The life of Lara Croft has taken many twists and turns over her lengthy existence. After an incredible introduction and a swift - yet brilliant - sequel, she’s starred in numerable poor quality gaming and movie fare, only slightly combated by the latter 2 years which has seen the buxom heroine hit the high spots of the early adventuress.
This latest in the incredibly popular series, Underworld, is back to the origins, with exploration your priority. Unlike certain other titles, which give regular hints and obvious prods as to how to reach that way off point you’re aiming for, Underworld leaves it all up to you.
Yes the game world does make exactly how to progress fairly obvious with noticeable ledges and nooks and crannies for Lara to utilise, but it lacks that feel of hand holding that so many titles obsessed with exploration tend to be unable to omit.

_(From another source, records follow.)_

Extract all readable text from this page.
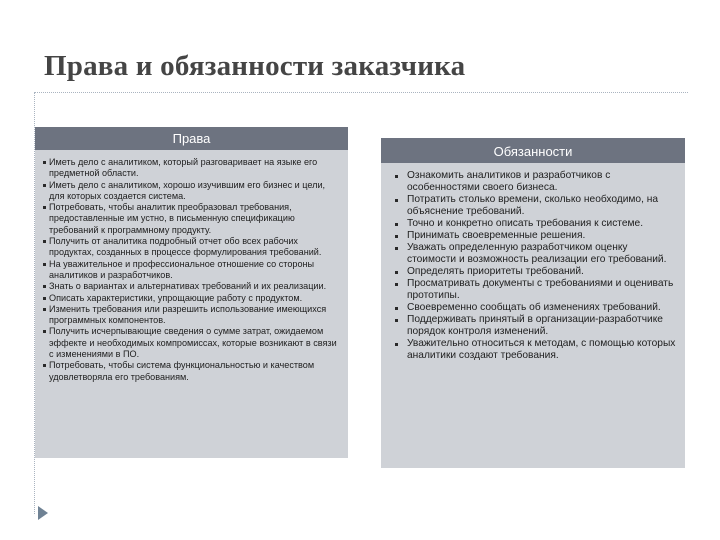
Права и обязанности заказчика
Права
Иметь дело с аналитиком, который разговаривает на языке его предметной области.
Иметь дело с аналитиком, хорошо изучившим его бизнес и цели, для которых создается система.
Потребовать, чтобы аналитик преобразовал требования, предоставленные им устно, в письменную спецификацию требований к программному продукту.
Получить от аналитика подробный отчет обо всех рабочих продуктах, созданных в процессе формулирования требований.
На уважительное и профессиональное отношение со стороны аналитиков и разработчиков.
Знать о вариантах и альтернативах требований и их реализации.
Описать характеристики, упрощающие работу с продуктом.
Изменить требования или разрешить использование имеющихся программных компонентов.
Получить исчерпывающие сведения о сумме затрат, ожидаемом эффекте и необходимых компромиссах, которые возникают в связи с изменениями в ПО.
Потребовать, чтобы система функциональностью и качеством удовлетворяла его требованиям.
Обязанности
Ознакомить аналитиков и разработчиков с особенностями своего бизнеса.
Потратить столько времени, сколько необходимо, на объяснение требований.
Точно и конкретно описать требования к системе.
Принимать своевременные решения.
Уважать определенную разработчиком оценку стоимости и возможность реализации его требований.
Определять приоритеты требований.
Просматривать документы с требованиями и оценивать прототипы.
Своевременно сообщать об изменениях требований.
Поддерживать принятый в организации-разработчике порядок контроля изменений.
Уважительно относиться к методам, с помощью которых аналитики создают требования.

Essentially all is as it always has been for Lara Croft titles. The caverns you’ll be exploring are universally gorgeous, with some stunning light and shadow effects proving incredibly pleasing on the eye. Equally, there’s ample amount of tricky puzzles preventing you from heading through the game too swiftly.

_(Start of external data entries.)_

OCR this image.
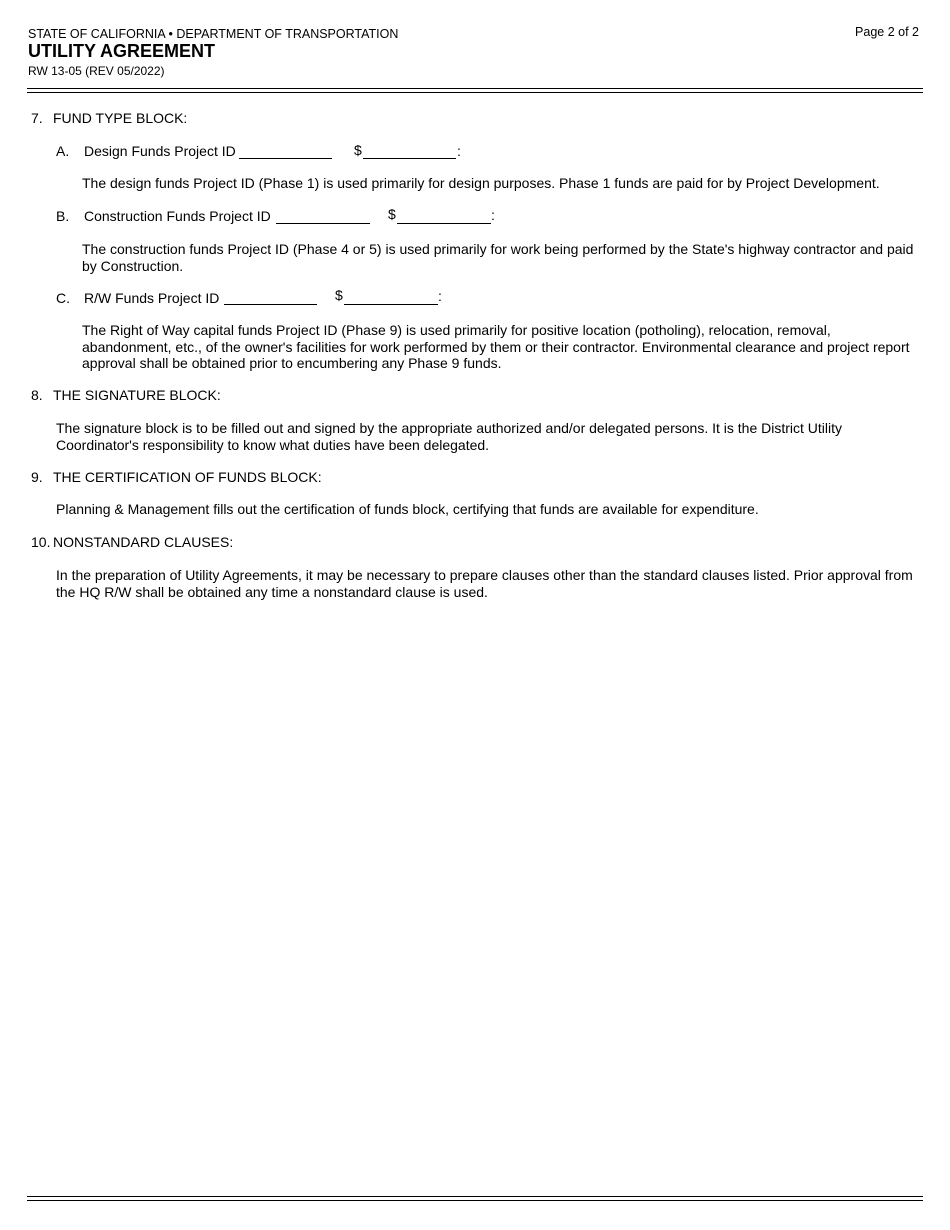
STATE OF CALIFORNIA • DEPARTMENT OF TRANSPORTATION
UTILITY AGREEMENT
RW 13-05 (REV 05/2022)
Page 2 of 2
7. FUND TYPE BLOCK:
A. Design Funds Project ID	$	:
The design funds Project ID (Phase 1) is used primarily for design purposes. Phase 1 funds are paid for by Project Development.
B. Construction Funds Project ID	$	:
The construction funds Project ID (Phase 4 or 5) is used primarily for work being performed by the State's highway contractor and paid by Construction.
C. R/W Funds Project ID	$	:
The Right of Way capital funds Project ID (Phase 9) is used primarily for positive location (potholing), relocation, removal, abandonment, etc., of the owner's facilities for work performed by them or their contractor. Environmental clearance and project report approval shall be obtained prior to encumbering any Phase 9 funds.
8. THE SIGNATURE BLOCK:
The signature block is to be filled out and signed by the appropriate authorized and/or delegated persons. It is the District Utility Coordinator's responsibility to know what duties have been delegated.
9. THE CERTIFICATION OF FUNDS BLOCK:
Planning & Management fills out the certification of funds block, certifying that funds are available for expenditure.
10. NONSTANDARD CLAUSES:
In the preparation of Utility Agreements, it may be necessary to prepare clauses other than the standard clauses listed. Prior approval from the HQ R/W shall be obtained any time a nonstandard clause is used.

Though all are little more than hooking onto a certain point or pushing huge boulders around, there’s something about Underworld’s puzzles that gives off an overwhelming sense of achievement. They’re not universally brilliant, but there’s a thankful lack of the kind of frustration that these kinds of titles can fall into.

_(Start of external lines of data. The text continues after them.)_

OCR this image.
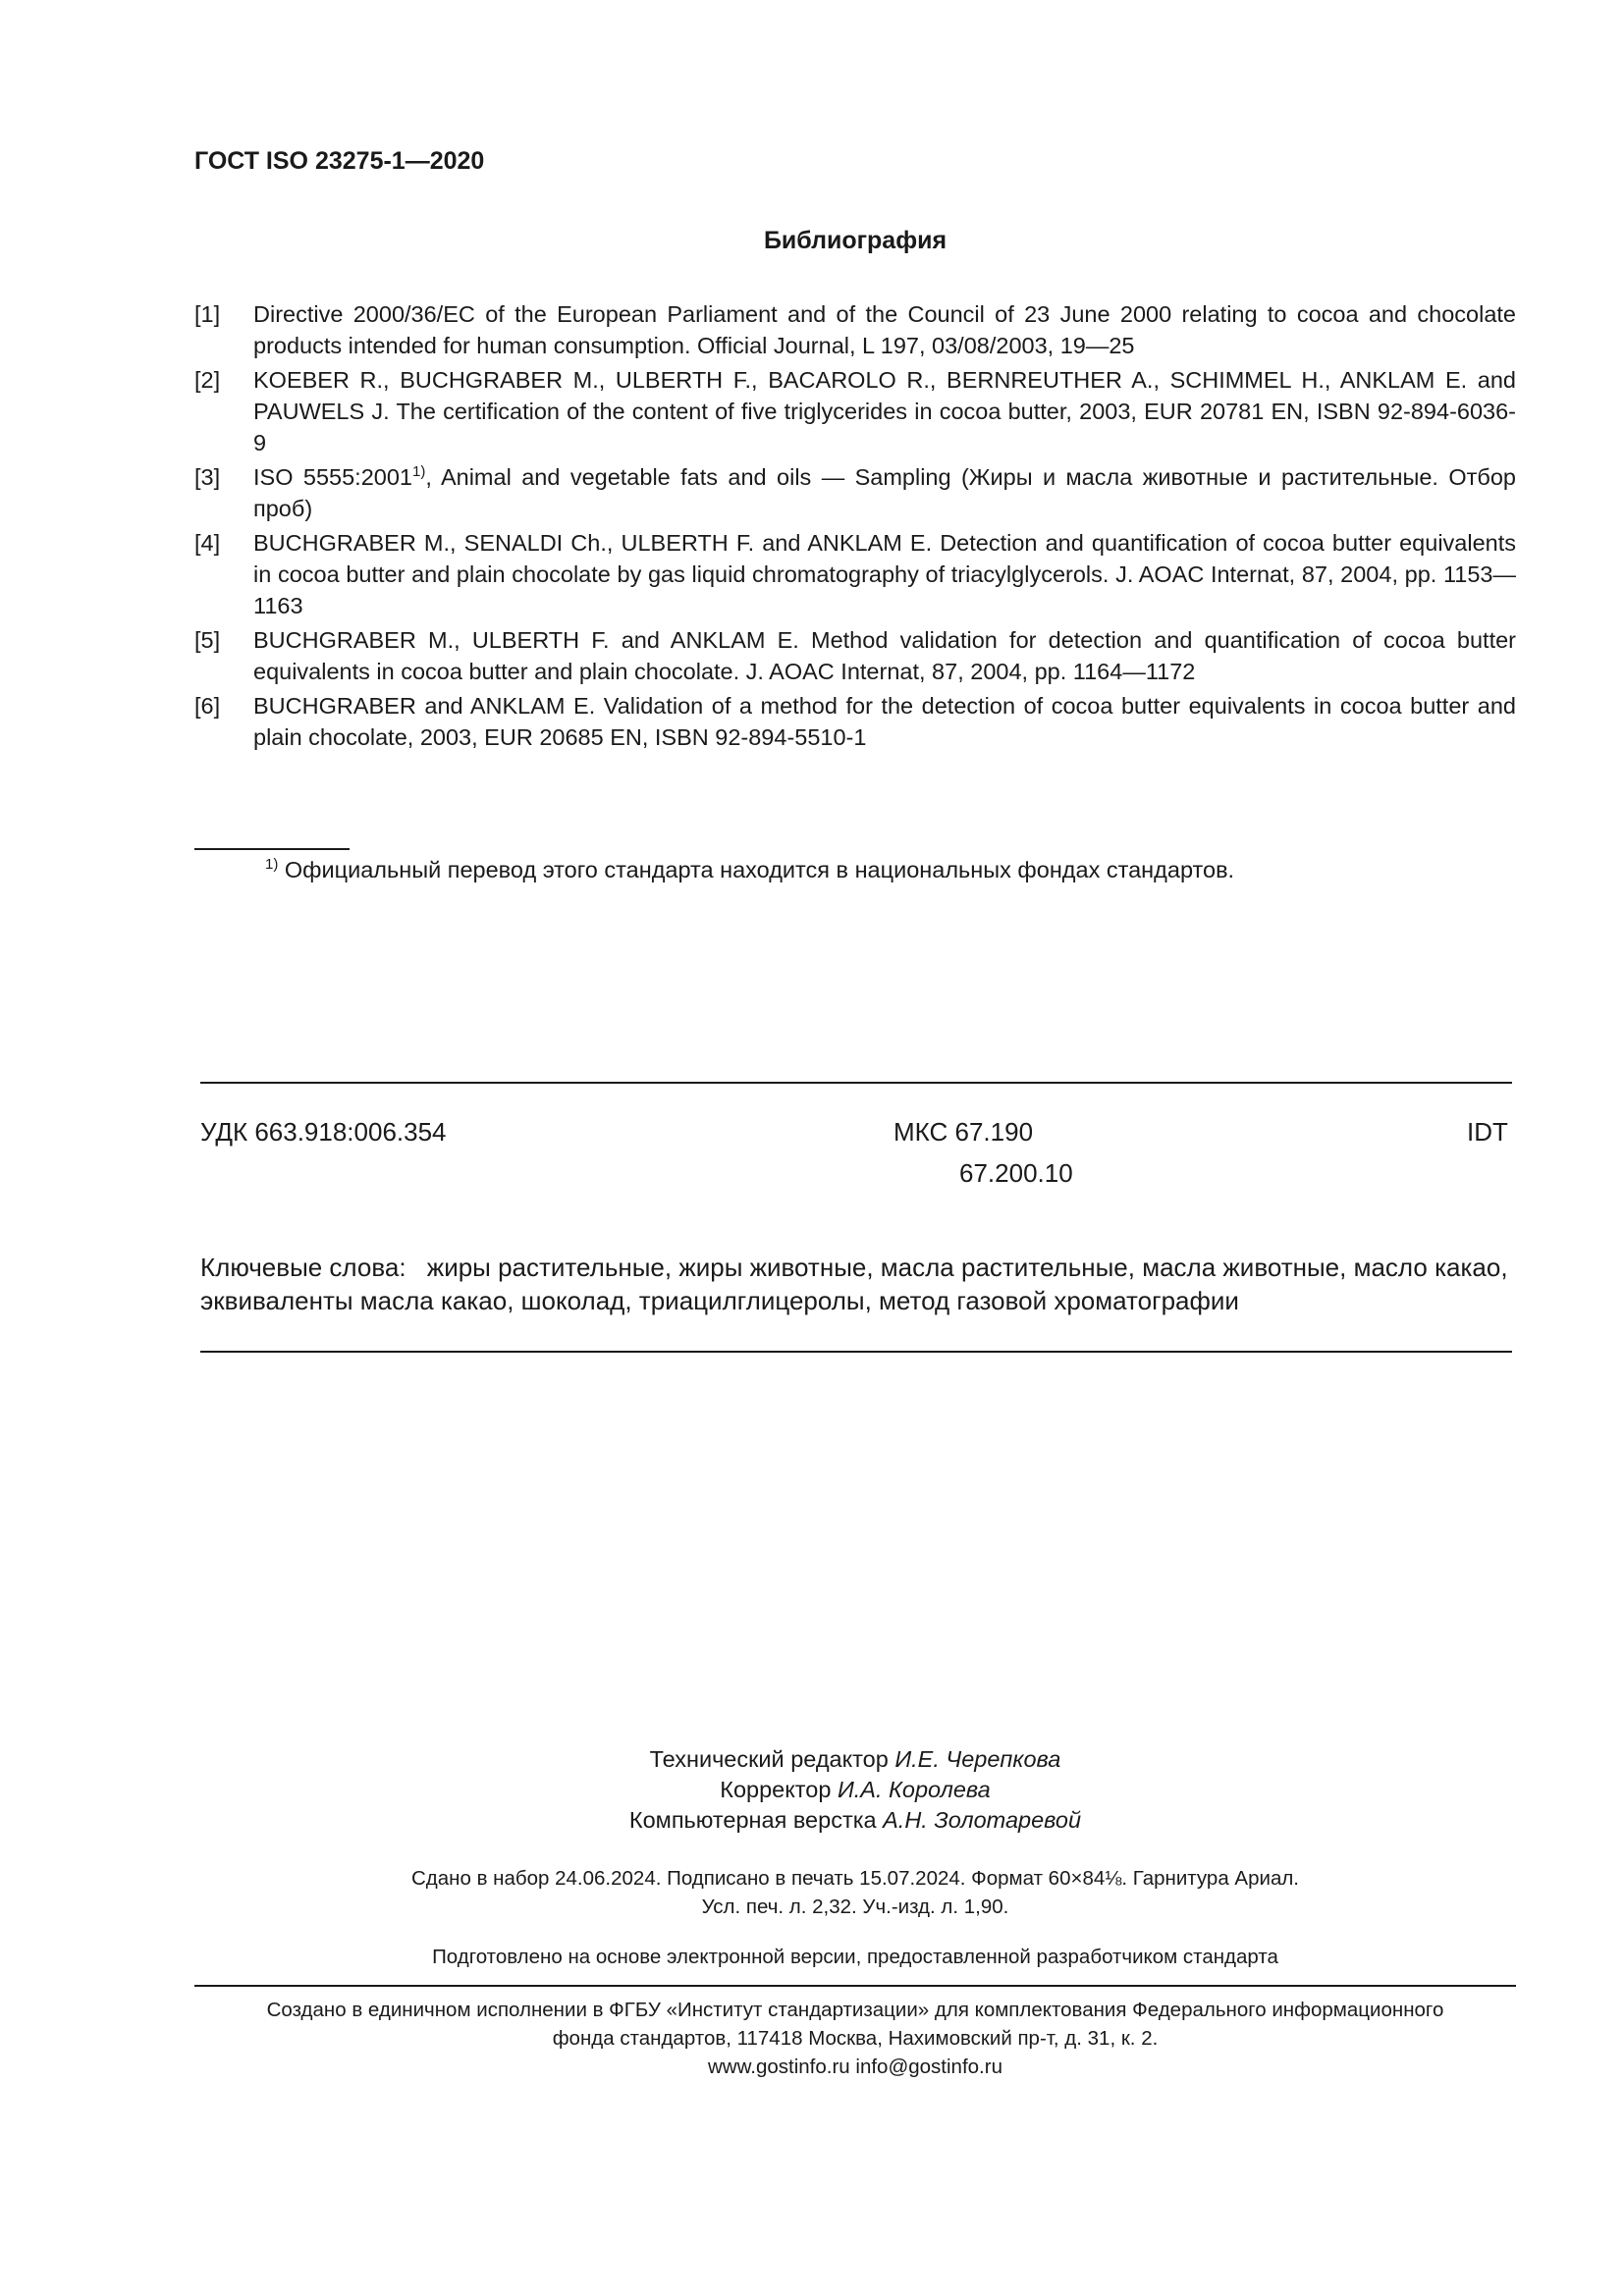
ГОСТ ISO 23275-1—2020
Библиография
[1]	Directive 2000/36/EC of the European Parliament and of the Council of 23 June 2000 relating to cocoa and chocolate products intended for human consumption. Official Journal, L 197, 03/08/2003, 19—25
[2]	KOEBER R., BUCHGRABER M., ULBERTH F., BACAROLO R., BERNREUTHER A., SCHIMMEL H., ANKLAM E. and PAUWELS J. The certification of the content of five triglycerides in cocoa butter, 2003, EUR 20781 EN, ISBN 92-894-6036-9
[3]	ISO 5555:2001$^{1)}$, Animal and vegetable fats and oils — Sampling (Жиры и масла животные и растительные. Отбор проб)
[4]	BUCHGRABER M., SENALDI Ch., ULBERTH F. and ANKLAM E. Detection and quantification of cocoa butter equivalents in cocoa butter and plain chocolate by gas liquid chromatography of triacylglycerols. J. AOAC Internat, 87, 2004, pp. 1153—1163
[5]	BUCHGRABER M., ULBERTH F. and ANKLAM E. Method validation for detection and quantification of cocoa butter equivalents in cocoa butter and plain chocolate. J. AOAC Internat, 87, 2004, pp. 1164—1172
[6]	BUCHGRABER and ANKLAM E. Validation of a method for the detection of cocoa butter equivalents in cocoa butter and plain chocolate, 2003, EUR 20685 EN, ISBN 92-894-5510-1
$^{1)}$ Официальный перевод этого стандарта находится в национальных фондах стандартов.
УДК 663.918:006.354	МКС 67.190
67.200.10
IDT
Ключевые слова: жиры растительные, жиры животные, масла растительные, масла животные, масло какао, эквиваленты масла какао, шоколад, триацилглицеролы, метод газовой хроматографии
Технический редактор И.Е. Черепкова
Корректор И.А. Королева
Компьютерная верстка А.Н. Золотаревой
Сдано в набор 24.06.2024. Подписано в печать 15.07.2024. Формат 60×84⅛. Гарнитура Ариал.
Усл. печ. л. 2,32. Уч.-изд. л. 1,90.
Подготовлено на основе электронной версии, предоставленной разработчиком стандарта
Создано в единичном исполнении в ФГБУ «Институт стандартизации» для комплектования Федерального информационного
фонда стандартов, 117418 Москва, Нахимовский пр-т, д. 31, к. 2.
www.gostinfo.ru info@gostinfo.ru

Lara’s movement certainly feels much more organic and freeform than earlier titles, with lining up pixel perfect jumps not a regular occurrence. While not quite as quick and wonderfully pure as the movement in the brilliant Mirror’s Edge, it’s a long long way from the original where you’d frequently spend a quarter of an hour making sure Lara’s toes are right up at the edge of a cliff. The beam walking however is an awkward addition, and expect a fair few plummets to absolute death for Ms Croft before the final credits start to roll.
Sadly the awkward camera system remains. At numerous points you’ll find the camera unwilling to flick to a position where you can see exactly where you want to jump next, leaving you hoping that your jump is lined up perfectly, rather than gliding through the air with confidence. It’s certainly not game breaking, but it does drag the enjoyment factor down a touch.
Plus, Lara still thoroughly remains an individual with restrictions. While one wall is one that she will happily clamber up, another virtually identical option is one she’ll refuse to traverse. And when Lara flatly refuses to hop waist high boulders, you’ll find yourself cursing the strict level design.
It’s not exclusively about exploration as combat continues to make its awkward presence shown. The combat itself is little more than target, fire, and repeat until dead. Enemy AI is universally daft, with seeking cover something they seem astonishingly reluctant to do, even when being blasted in the head.
It might pack the kind of flaws that can see you toss your controller in frustration, but this is classic tomb raiding back to a very high standard.
It’s a long way from perfect, and certainly a step behind the fantastic Uncharted, but Lara still manages to tempt us to send her leaping and grabbing her way through another batch of underground tombs.